En 2022, en matière de densité, a indiqué Guillaume Garot, « il y a deux fois et demi plus de généralistes dans les Hautes-Alpes que dans l'Eure. Et le constat est plus grave encore pour les autres spécialités. On compte 18,5 fois plus d'ophtalmos par habitant à Paris que dans la Creuse… » Il y a donc selon lui « urgence à agir » face aux inégalités d’accès aux soins entre territoires et prendre « des mesures de courage politique ».
Quel degré de coercition ?
Si la proposition de loi était adoptée, médecins libéraux et chirurgiens-dentistes pourraient s'installer « de droit » dans des déserts médicaux. En revanche, ils devraient obtenir une autorisation de l'agence régionale de santé (ARS) locale pour s'installer dans une zone bien pourvue. Elle serait accordée d'office s'ils remplacent un praticien de la même spécialité.
Le plus gros point de divergence entre ces parlementaires et l'exécutif réside dans ce degré de coercition. Le ministre de la Santé, François Braun, plaide pour de l'incitation. « On a tout essayé sauf la régulation », a insisté le député LR Jérôme Nury. « Cette mesure n'a jamais été mise en place. La régulation n'est pas une punition pour les médecins. Le corollaire de la liberté d'installation doit être la liberté du patient à choisir son médecin », abonde Yannick Favennec-Bécot. « Nous ne faisons pas de la coercition. Le principe reste la liberté d'installation. Mais il s'agit de mieux répartir l'installation par le fléchage », argumente Loïc Kervran (Horizons).

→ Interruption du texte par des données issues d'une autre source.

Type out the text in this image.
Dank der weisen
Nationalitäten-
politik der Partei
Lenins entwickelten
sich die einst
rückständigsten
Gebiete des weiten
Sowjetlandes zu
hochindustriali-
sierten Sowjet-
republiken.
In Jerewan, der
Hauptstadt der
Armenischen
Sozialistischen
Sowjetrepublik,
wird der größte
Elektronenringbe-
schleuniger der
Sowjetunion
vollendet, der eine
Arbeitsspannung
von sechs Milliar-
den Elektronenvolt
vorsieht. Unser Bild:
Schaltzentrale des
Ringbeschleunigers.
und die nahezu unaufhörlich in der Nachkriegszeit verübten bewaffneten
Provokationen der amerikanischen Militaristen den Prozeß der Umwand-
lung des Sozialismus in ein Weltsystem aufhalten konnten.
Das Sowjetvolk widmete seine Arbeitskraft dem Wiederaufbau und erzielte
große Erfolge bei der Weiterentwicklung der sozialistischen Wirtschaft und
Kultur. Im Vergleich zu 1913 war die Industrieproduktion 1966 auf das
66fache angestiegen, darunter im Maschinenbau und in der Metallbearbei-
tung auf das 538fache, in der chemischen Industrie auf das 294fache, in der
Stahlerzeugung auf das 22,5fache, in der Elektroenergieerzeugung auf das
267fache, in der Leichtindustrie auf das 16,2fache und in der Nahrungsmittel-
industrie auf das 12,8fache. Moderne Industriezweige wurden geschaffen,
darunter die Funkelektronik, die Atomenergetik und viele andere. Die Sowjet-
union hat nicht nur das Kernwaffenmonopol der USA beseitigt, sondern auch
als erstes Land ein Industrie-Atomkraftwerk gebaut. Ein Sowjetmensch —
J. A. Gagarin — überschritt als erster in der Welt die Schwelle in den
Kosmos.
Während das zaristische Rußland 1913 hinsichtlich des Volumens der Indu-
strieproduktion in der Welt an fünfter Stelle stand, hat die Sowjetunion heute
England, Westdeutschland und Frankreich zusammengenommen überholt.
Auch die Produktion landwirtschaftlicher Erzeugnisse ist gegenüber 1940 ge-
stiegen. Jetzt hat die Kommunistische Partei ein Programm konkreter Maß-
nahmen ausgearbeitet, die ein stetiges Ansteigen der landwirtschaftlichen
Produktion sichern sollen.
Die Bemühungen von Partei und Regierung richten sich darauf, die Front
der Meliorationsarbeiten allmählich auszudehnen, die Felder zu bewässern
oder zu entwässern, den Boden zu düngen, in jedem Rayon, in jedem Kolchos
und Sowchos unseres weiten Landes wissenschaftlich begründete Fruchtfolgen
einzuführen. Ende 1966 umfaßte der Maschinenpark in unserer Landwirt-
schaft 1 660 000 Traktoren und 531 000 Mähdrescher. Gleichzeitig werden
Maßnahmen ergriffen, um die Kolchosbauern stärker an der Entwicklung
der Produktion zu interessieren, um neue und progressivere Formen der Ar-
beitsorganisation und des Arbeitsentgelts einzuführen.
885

Quatre ans de remplacement maximum
Autres mesures proposées : un préavis de six mois pour qu'un soignant quitte une zone mal pourvue en médecins et un « indicateur national » pour flécher les installations sur le territoire (prioriser les besoins de santé pour fixer le nombre d’étudiants à former et non pas les capacités de formation). Les députés veulent aussi créer des « écoles normales des métiers de santé » dans des territoires manquant de soignants et financer des médecins salariés pour développer les centres de santé. Ils entendent également supprimer la majoration des tarifs pour les patients qui n'ont pas de médecin traitant.
Le groupe transpartisan souhaite autoriser l'accès direct aux infirmiers en pratique avancée (IPA) dans le cadre de protocoles de coopération, au sein des équipes pluridisciplinaires. Comme certains sénateurs, les députés du groupe proposent de limiter à quatre ans la durée de remplacement en libéral et de rétablir l'obligation de la permanence des soins des médecins libéraux.
La quarantaine de députés a envoyé un courrier à la présidente de l'Assemblée nationale, Yaël Braun-Pivet, sollicitant l'inscription du texte lors de la prochaine semaine où l'Assemblée décide de son ordre du jour (16 janvier). À défaut, leur texte pourrait être inscrit dans une journée réservée à l'un de leurs groupes. « Nous sommes déterminés à faire entendre la voix des patients », a conclu Guillaume Garot.
Les sénateurs veulent une 4e année dans les déserts
Au Sénat, les socialistes présentaient jeudi une proposition de loi dans leur niche parlementaire. « L'ambition est d'apporter et de résoudre l'accès aux soins pour tous et partout sur le territoire français », a affirmé la rapporteure Marie-Pierre Monier (PS) lors d'une conférence de presse.
La mesure phare consiste à instaurer « une année de professionnalisation obligatoire dans les déserts médicaux pour les médecins généralistes en fin de formation, après l’internat », a-t-elle expliqué. Cette mesure permettrait « d'avoir dès 2026 entre 4 500 et 5 000 médecins » supplémentaires. Mi-octobre, le Sénat avait déjà adopté en première lecture une proposition de Bruno Retailleau (LR) prévoyant d'allonger d'une année la formation des généralistes.